Domain walls coupled to matter: the symmetron example
Claudio Llinares, Levon Pogosian

TL;DR
This paper investigates the unique properties of domain walls in the symmetron model, highlighting their stability, cosmological implications, and interactions with matter over-densities through analytical and numerical methods.
Contribution
It introduces the effects of non-minimal coupling in symmetron domain walls, including stability criteria and cosmological bounds, which are novel compared to minimally coupled theories.
Findings
Cosmological energy fraction in domain walls is constrained by symmetry breaking redshift.
Spherical symmetron walls can remain stable when pinned on matter halos.

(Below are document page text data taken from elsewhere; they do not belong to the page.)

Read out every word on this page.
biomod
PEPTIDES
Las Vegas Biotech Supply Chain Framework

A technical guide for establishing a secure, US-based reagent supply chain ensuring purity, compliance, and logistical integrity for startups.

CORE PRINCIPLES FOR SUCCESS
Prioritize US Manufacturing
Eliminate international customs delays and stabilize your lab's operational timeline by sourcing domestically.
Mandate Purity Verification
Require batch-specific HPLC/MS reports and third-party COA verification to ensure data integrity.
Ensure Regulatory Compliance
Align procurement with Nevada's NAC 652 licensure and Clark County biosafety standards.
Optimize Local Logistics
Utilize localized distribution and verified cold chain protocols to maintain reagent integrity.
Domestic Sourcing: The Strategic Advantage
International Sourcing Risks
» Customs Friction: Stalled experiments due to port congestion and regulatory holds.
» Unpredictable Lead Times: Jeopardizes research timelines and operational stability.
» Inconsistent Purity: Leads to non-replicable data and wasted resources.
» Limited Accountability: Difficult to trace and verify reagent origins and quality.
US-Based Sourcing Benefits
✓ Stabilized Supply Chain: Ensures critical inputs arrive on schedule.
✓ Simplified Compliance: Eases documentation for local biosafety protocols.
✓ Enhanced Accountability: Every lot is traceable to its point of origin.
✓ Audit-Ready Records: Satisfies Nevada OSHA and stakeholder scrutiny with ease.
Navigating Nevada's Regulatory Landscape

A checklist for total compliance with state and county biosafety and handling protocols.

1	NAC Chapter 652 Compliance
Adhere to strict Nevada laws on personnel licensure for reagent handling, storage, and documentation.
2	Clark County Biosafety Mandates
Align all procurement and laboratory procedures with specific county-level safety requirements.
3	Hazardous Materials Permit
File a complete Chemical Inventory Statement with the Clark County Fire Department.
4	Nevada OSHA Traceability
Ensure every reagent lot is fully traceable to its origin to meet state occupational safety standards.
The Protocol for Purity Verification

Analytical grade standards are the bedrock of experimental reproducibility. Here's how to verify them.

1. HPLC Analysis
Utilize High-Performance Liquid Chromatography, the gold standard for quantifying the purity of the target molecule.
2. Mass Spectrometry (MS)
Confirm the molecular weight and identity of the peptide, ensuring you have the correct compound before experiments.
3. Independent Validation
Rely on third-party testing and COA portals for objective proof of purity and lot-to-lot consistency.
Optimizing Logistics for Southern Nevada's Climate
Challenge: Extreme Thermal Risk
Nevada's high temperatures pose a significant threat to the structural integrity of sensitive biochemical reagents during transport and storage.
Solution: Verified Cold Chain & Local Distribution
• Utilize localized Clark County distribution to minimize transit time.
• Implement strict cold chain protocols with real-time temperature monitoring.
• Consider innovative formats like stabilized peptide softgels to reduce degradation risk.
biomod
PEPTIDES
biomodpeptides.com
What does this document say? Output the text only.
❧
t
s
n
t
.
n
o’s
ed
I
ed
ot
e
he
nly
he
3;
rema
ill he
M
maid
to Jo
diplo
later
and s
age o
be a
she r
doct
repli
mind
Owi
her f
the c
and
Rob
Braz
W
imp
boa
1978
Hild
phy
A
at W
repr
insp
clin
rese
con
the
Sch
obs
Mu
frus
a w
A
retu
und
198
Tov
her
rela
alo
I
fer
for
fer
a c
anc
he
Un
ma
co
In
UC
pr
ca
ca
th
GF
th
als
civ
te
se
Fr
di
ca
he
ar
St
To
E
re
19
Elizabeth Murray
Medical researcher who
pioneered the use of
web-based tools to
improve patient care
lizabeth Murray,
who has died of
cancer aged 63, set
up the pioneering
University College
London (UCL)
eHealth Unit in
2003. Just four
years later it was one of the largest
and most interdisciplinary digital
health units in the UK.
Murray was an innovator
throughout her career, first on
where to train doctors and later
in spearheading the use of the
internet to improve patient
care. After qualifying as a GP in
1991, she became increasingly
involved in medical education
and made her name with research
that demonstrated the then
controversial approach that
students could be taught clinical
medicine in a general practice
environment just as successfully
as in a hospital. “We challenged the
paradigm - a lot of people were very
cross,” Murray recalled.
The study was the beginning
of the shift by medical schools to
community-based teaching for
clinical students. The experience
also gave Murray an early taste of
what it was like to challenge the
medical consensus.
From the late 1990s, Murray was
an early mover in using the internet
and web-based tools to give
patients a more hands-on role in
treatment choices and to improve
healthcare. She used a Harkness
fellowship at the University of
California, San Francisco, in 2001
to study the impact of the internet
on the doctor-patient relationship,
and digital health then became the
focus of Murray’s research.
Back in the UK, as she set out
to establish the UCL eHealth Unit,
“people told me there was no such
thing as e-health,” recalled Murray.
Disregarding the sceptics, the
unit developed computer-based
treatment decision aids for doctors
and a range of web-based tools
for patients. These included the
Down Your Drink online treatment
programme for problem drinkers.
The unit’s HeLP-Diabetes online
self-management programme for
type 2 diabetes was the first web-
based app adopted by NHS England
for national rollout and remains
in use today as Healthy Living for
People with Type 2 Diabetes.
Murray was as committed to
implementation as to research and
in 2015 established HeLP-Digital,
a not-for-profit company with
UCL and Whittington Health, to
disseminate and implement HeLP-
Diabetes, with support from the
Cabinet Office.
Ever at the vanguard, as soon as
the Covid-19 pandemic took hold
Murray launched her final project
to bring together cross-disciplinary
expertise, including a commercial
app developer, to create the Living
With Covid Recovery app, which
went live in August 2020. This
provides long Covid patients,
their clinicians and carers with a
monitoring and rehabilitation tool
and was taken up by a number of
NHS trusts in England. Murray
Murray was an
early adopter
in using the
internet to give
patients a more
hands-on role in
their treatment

Numerical simulations reveal interaction dynamics between domain walls and matter over-densities.
Abstract
We study properties of domain walls in the symmetron model, in which the scalar gravitational degree of freedom decouples from matter in regions of high density, and exhibits a spontaneously broken symmetry at low densities. The non-minimal coupling of the scalar to matter leads to a host of interesting properties of the domain walls that are not present in minimally coupled theories. We estimate the cosmological energy fraction in domain walls and find that this leads to an upper bound on the redshift of the symmetry breaking. We also show that a spherical symmetron wall can remain stable if it is "pinned" on matter halos and derive a criterion for the stability. In addition, we present results of numerical simulations of representative interactions between domain walls and matter over-densities.